- 8 oz rotini or other short pasta
- 1 pound fresh asparagus spears
- 1 large ripe tomato (for about 1 cup diced)
- 2 Tablespoons Garlic Gold® Nuggets
- 1 Tablespoon Garlic Gold® Oil
- 4 Tablespoons grated parmesan cheese
Place rotini in 2 1/2 quarts of boiling water in 4 1/2 quart or larger pot and cook it at medium boil for 6 minutes. Rinse the asparagus and break off and discard tough ends. Cut asparagus in to bite-size pieces, and set aside. Dice the tomato, unpeeled, placing the pieces and any juices in to a 3 quart or larger serving bowl.
When rotini has cooked for 6 minutes, place the asparagus pieces in the pot with the pasta. Raise the heat to high to bring the pot back to a boil, and then reduce the heat, maintaining a moderate boil. Cook for 3 minutes or until the asparagus is bright green and crisp-tender.
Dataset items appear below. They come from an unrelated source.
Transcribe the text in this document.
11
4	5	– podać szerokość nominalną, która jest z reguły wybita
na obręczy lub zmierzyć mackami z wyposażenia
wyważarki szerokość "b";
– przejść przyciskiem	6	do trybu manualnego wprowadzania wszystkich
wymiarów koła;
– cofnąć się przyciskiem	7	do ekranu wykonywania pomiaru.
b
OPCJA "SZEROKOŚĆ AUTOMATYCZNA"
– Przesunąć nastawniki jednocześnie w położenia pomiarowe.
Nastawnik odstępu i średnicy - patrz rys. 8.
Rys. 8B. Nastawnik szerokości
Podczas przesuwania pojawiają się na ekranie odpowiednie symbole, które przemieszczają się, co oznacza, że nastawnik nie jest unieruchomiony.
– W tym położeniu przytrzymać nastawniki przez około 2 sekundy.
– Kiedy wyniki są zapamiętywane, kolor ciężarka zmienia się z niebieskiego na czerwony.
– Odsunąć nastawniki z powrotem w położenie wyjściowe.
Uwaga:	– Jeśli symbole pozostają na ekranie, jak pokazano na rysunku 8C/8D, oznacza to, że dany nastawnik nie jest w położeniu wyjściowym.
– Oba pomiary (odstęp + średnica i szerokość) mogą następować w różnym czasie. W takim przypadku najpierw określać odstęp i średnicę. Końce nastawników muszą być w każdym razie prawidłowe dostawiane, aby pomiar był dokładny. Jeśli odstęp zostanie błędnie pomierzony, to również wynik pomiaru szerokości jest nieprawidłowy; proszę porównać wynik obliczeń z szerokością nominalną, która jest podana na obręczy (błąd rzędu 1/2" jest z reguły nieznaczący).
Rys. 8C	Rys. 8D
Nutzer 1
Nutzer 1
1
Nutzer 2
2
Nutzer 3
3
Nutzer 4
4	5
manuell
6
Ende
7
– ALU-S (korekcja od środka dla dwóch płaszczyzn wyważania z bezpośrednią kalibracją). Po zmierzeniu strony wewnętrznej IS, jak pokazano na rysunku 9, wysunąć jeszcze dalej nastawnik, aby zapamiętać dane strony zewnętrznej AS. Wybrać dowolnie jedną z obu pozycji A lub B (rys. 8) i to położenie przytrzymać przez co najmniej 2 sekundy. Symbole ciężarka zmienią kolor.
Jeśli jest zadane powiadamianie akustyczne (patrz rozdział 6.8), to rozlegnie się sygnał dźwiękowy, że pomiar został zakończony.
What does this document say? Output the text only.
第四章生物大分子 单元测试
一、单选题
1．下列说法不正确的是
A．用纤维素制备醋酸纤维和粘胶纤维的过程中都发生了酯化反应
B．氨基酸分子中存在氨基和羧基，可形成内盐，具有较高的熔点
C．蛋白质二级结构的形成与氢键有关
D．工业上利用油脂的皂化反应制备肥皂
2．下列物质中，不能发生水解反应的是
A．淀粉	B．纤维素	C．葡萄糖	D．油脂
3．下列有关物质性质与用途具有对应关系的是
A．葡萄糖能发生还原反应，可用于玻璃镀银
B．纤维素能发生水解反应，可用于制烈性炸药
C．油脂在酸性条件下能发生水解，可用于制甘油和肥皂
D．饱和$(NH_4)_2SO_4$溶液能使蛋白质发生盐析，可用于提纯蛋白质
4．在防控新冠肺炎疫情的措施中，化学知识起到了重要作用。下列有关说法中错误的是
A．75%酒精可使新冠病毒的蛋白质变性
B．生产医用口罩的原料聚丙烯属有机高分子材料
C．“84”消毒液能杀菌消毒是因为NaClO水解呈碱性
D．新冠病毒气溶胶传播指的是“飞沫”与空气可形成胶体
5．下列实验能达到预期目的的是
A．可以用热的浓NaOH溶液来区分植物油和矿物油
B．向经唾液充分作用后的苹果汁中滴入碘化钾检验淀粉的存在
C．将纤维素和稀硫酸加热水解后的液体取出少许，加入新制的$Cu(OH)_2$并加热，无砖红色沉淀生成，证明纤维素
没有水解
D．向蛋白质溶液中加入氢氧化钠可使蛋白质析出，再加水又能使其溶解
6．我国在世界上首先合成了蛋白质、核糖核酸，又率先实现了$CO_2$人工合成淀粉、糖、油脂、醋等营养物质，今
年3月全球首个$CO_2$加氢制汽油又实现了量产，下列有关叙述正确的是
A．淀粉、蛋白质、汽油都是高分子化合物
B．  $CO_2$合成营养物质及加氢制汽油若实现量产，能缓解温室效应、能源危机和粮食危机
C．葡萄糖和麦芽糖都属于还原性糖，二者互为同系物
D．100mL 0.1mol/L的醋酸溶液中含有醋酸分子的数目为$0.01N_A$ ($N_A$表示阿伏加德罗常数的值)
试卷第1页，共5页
Drain the pasta and asparagus in to a colander. Shake the colander to remove as much water as possible, then add pasta mixture to the serving bowl with the tomato and 2 tablespoons of Garlic Gold® Nuggets. Drizzle on Garlic Gold® Oil and toss to mix.
Serve at once, garnishing each serving with 1 tablespoon of Parmesan cheese (or to taste) if desired.